Kevin Van Trump has over 20 years of experience in the grain and livestock industry.
If its not headlines about port-worker strikes in South America (first in Argentina, now possibly Brazil), then its rumblings about China's government cracking down on the "financing game" being played by Chinese importers. Normally I would be telling you this Chinese rhetoric should prompt some additional cancellations, but this time around there were rumors circulating that the "letter of credits" are getting called in early, forcing some in China to price and take delivery of beans much sooner then anticipated. Lets also not forget the rumors that some big Chinese hedgers were supposedly caught short Maybe this is all over hyped nonsense...maybe not???

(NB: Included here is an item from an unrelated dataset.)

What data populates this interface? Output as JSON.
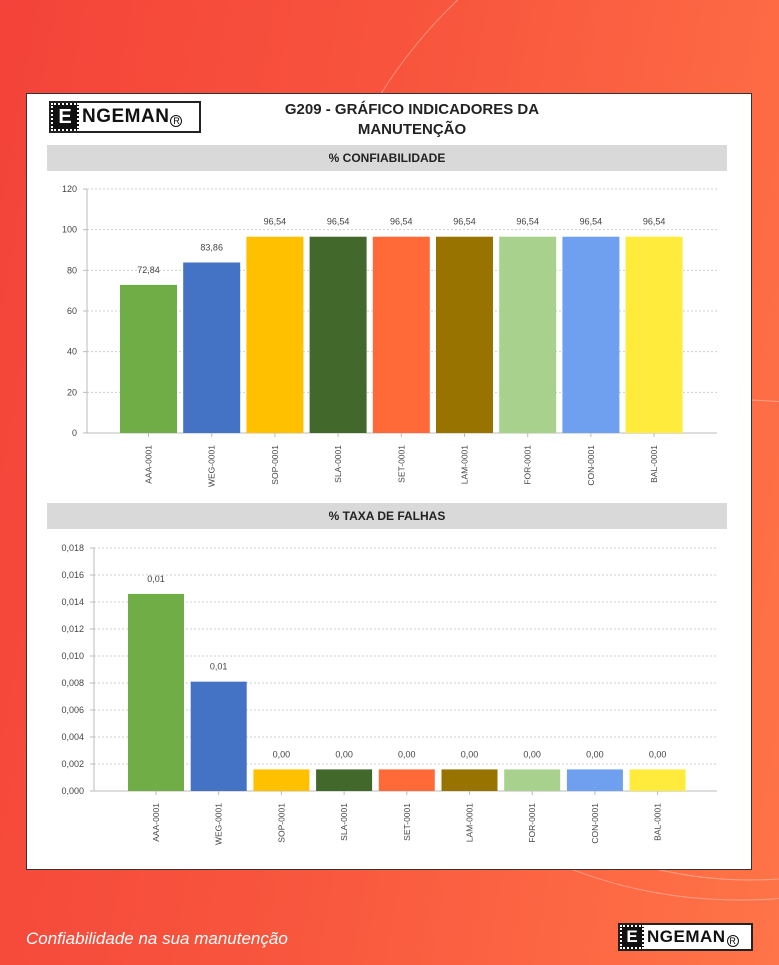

Regardless the market is extremely nervous as seen by yesterdays $0.59 cent range in the JUL13 soybean market. Some analyst believe it could be the "blow-off-top" technicians have been waiting for. If this is true and traders playing the bull-spreads start to get spooked by the recent price action, heavy liquidation could cause the new-crop to rally even higher, possibly even testing the major resistance I keep talking about up around $12.60 in the NOV13 contract. With this in mind, producers who need to make catch-up sales in new-crop beans should be thinking about pulling the trigger on another round just north of $12.55.